Arap baharının alt başlığı olarak da, Avrupa kapılarına dayanan mülteci krizine karşı önlem amacıyla Schengen anlaşmasının güncellenmesini tartışacaklar. Türkçesi şu, ülkelerindeki başkaldırılar nedeniyle Avrupa’nın liman kentlerine sığınan ve buradan diğer Avrupa ülkelerine geçmeye çalışan Kuzey Afrikalı göçmenlere kapıyı en sıkı nasıl kapatabilirler, onu belirlemeye çalışacaklar.
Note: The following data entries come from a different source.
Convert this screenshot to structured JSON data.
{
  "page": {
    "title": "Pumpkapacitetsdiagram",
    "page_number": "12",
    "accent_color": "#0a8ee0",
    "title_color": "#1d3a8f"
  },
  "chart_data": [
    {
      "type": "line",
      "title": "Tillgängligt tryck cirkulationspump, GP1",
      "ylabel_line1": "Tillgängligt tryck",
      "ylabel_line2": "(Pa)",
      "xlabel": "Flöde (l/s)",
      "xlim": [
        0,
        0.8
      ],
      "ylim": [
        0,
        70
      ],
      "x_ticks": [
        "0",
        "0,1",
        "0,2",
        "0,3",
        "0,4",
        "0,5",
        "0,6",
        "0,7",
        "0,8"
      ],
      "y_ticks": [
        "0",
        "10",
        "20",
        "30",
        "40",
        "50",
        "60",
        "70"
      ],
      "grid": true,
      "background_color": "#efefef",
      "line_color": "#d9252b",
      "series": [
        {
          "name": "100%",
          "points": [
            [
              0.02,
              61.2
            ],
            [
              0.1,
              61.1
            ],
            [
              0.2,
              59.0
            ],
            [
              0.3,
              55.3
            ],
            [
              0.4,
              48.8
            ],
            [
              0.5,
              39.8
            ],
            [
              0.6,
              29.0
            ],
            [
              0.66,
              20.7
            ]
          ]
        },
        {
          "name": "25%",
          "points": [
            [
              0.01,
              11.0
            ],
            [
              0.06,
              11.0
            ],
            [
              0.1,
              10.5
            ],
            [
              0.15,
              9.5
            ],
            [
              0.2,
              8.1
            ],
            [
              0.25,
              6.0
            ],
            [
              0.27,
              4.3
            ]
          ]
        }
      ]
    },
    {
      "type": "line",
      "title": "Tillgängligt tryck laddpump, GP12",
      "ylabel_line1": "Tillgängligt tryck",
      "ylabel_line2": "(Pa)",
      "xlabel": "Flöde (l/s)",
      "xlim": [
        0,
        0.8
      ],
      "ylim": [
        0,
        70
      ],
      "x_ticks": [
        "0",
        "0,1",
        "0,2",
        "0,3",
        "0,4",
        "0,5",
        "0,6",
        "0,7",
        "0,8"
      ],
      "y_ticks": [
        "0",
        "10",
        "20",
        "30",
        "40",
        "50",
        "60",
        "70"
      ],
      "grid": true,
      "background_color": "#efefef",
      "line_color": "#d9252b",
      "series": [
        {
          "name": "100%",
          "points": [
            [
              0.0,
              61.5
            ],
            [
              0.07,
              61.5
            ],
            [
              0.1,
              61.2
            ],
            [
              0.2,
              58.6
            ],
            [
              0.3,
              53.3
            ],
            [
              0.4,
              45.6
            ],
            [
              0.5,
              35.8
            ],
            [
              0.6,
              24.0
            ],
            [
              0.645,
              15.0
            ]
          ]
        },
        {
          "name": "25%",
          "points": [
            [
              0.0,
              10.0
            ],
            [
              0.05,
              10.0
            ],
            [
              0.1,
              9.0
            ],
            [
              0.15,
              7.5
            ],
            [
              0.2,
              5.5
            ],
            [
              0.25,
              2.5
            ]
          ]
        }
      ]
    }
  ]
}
Türkiye-Suriye sınırındaki mülteciler için Hatay’a gelen Angelina Jolie ya da herhangi bir Hollywood yıldızı, Akdeniz’de batan ve yüzlerce mülteciye mezar olan tekne faciası için ne yaptı, bilemiyorum. Muhtemelen o büyük insanlık dramı için uluslararası medyanın ya da iletişim gurularının attığı adımlar benim gözümden kaçtı. Bu parantezi kapatıp, Avrupa liderlerinin sallanan euro bölgesi ekonomisi için de, Kuzey Afrika başkaldırıları için de alacakları kararların kalkış noktasının önce kendi çıkarları ve ABD ve Çin gibi diğer küresel güçlerle rekabetlerinin sonucu olacağının altını çizelim.

Ortadoğu ve Kuzey Afrika ayaklanmalarında ölen, evsiz, sakat kalan ya da Yunanistan’da kemer sıkma tedbirlerinden canı çıkan sokaktaki insanı düşünmeyecekler.

Bir de tabi bizi ilgilendiren boyutu, Avrupa’nın önümüzdeki zirvesinde elindeki problemli dosyaların tamamı Türkiye’nin komşularına ilişkin.

Sadece seçim sonuçlarına değil, ekonomik göstergelere, borsa verilerine bakarsanız, bütün bu krizlerin yönetiminde Türkiye’ye de önemli bir görev düştüğünü görürsünüz. Bunun vatanseverlikle ilgisi yok, tamamen matematikten anlamakla ilgili birşey.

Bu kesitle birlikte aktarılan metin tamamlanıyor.